SETI wants to put a listening station on the far side of the moon.

SETI SCIENTISTS TO DEVISE PLAN FOR LUNAR LISTENING STATION

A few dozen SETI scientists are gathering in Sydney, Australia.




Their goal: to lay the foundation for what may become the most ambitious alien-hunting mission in history: a dedicated SETI observatory on the farside of the moon.






Although it will be years before a SETI radio telescope lands on the moon, the three-day conference that began on May 22nd in Australia is an important first step in that direction and will mark the first time that the requirements for a SETI lunar observatory mission have been rigorously defined. The goal of the attendees is to hash out the technical specifications for this mission, which will inform a formal Phase A study that the group hopes to publish by the end of next year.






The study grew from a paper submitted by researchers from Breakthrough Listen, the world’s largest SETI program, to the National Academy of Sciences’ 2020 Planetary Science and Astrobiology Decadal Survey that made the case for a SETI observatory on the lunar farside. Now, with additional support from Breakthrough Listen, an international coalition of SETI researchers will take the rough sketch presented to the Decadal Survey and use it to create a detailed plan for what this mission would actually look like.






“The benefits of a technosignature observatory on the lunar farside were identified early on in SETI, but it was just not thought to be a credible prospect because of the very large costs involved with putting anything on the moon,” said Andrew Siemion, the Director of the Berkeley SETI Research Center and a leader of the Phase A study. “That recently changed for a number of reasons, but I think most importantly the advent of commercial spaceflight dramatically reduced the cost of bringing a payload to the lunar surface, which has fueled something of a renaissance in lunar astronomy.”

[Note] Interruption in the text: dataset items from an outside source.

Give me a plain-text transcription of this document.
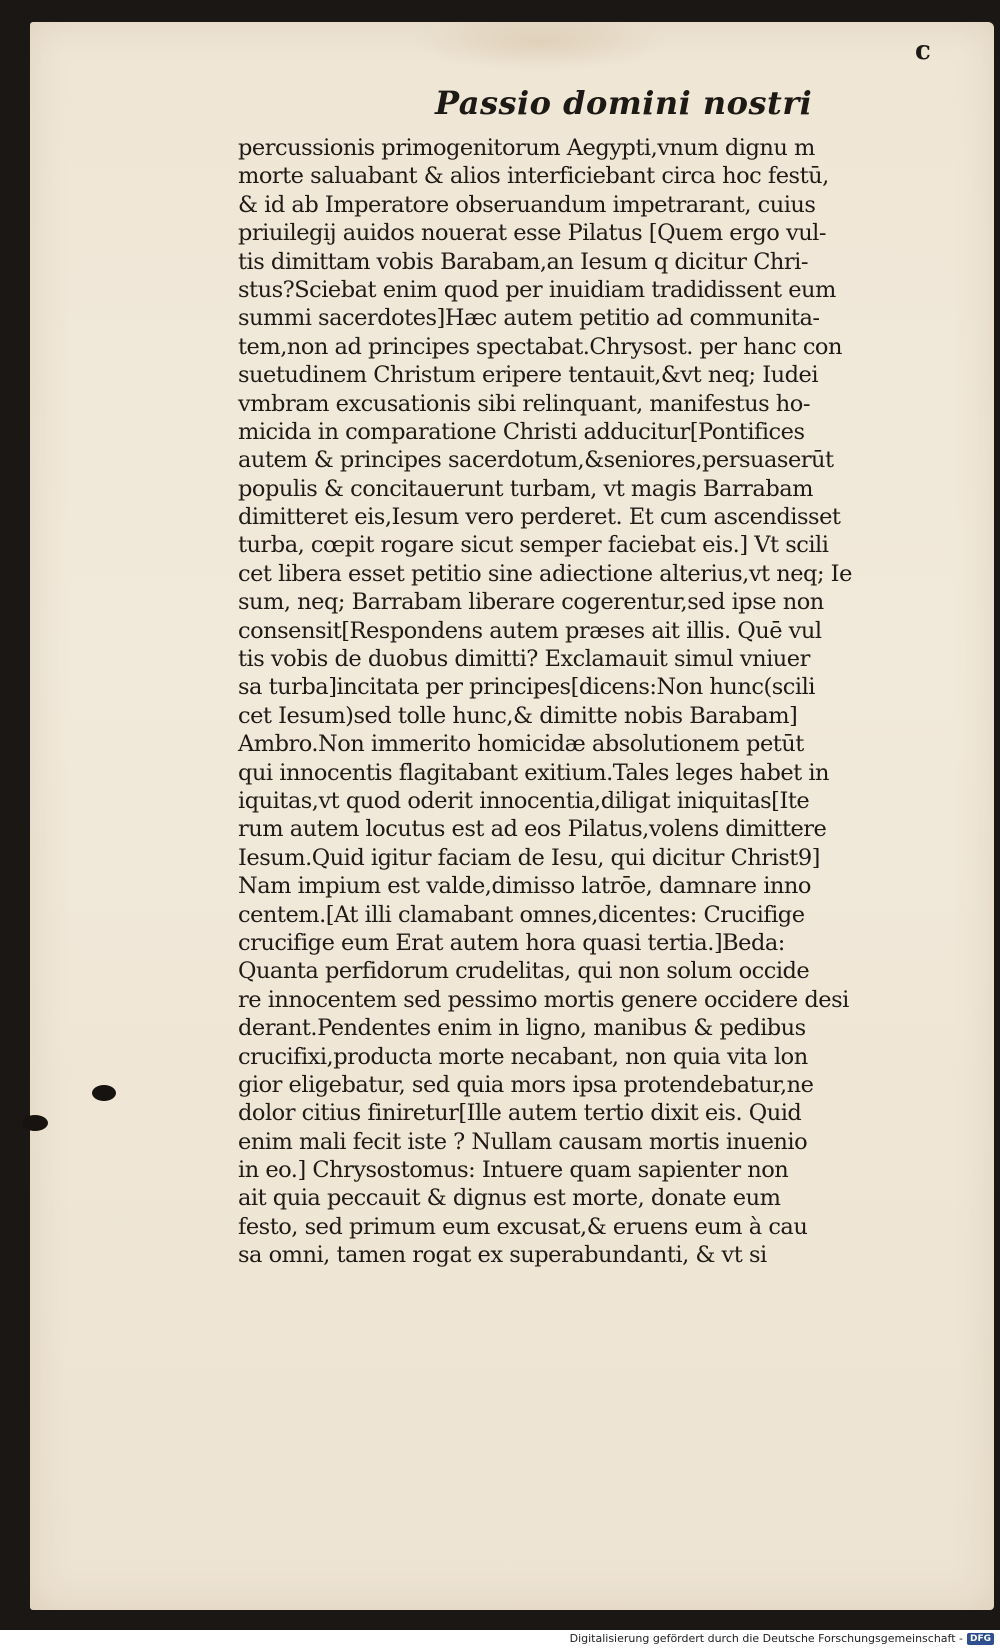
c
Passio domini nostri
percussionis primogenitorum Aegypti,vnum dignu m
morte saluabant & alios interficiebant circa hoc festū,
& id ab Imperatore obseruandum impetrarant, cuius
priuilegij auidos nouerat esse Pilatus [Quem ergo vul-
tis dimittam vobis Barabam,an Iesum q dicitur Chri-
stus?Sciebat enim quod per inuidiam tradidissent eum
summi sacerdotes]Hæc autem petitio ad communita-
tem,non ad principes spectabat.Chrysost. per hanc con
suetudinem Christum eripere tentauit,&vt neq; Iudei
vmbram excusationis sibi relinquant, manifestus ho-
micida in comparatione Christi adducitur[Pontifices
autem & principes sacerdotum,&seniores,persuaserūt
populis & concitauerunt turbam, vt magis Barrabam
dimitteret eis,Iesum vero perderet. Et cum ascendisset
turba, cœpit rogare sicut semper faciebat eis.] Vt scili
cet libera esset petitio sine adiectione alterius,vt neq; Ie
sum, neq; Barrabam liberare cogerentur,sed ipse non
consensit[Respondens autem præses ait illis. Quē vul
tis vobis de duobus dimitti? Exclamauit simul vniuer
sa turba]incitata per principes[dicens:Non hunc(scili
cet Iesum)sed tolle hunc,& dimitte nobis Barabam]
Ambro.Non immerito homicidæ absolutionem petūt
qui innocentis flagitabant exitium.Tales leges habet in
iquitas,vt quod oderit innocentia,diligat iniquitas[Ite
rum autem locutus est ad eos Pilatus,volens dimittere
Iesum.Quid igitur faciam de Iesu, qui dicitur Christ9]
Nam impium est valde,dimisso latrōe, damnare inno
centem.[At illi clamabant omnes,dicentes: Crucifige
crucifige eum Erat autem hora quasi tertia.]Beda:
Quanta perfidorum crudelitas, qui non solum occide
re innocentem sed pessimo mortis genere occidere desi
derant.Pendentes enim in ligno, manibus & pedibus
crucifixi,producta morte necabant, non quia vita lon
gior eligebatur, sed quia mors ipsa protendebatur,ne
dolor citius finiretur[Ille autem tertio dixit eis. Quid
enim mali fecit iste ? Nullam causam mortis inuenio
in eo.] Chrysostomus: Intuere quam sapienter non
ait quia peccauit & dignus est morte, donate eum
festo, sed primum eum excusat,& eruens eum à cau
sa omni, tamen rogat ex superabundanti, & vt si
Digitalisierung gefördert durch die Deutsche Forschungsgemeinschaft - DFG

There are two main reasons that SETI researchers are interested in building an observatory on the lunar farside. The first is that the Earth is a very loud place, electromagnetically speaking. Satellites, cell phones, TV towers, military radars, and other modern technologies all produce high-frequency radio signals in the same part of the spectrum where SETI scientists are looking for messages from ET. The second is that the Earth is enveloped in a thick atmosphere that blocks about a quarter of the high-frequency radio spectrum from ever reaching the Earth’s surface.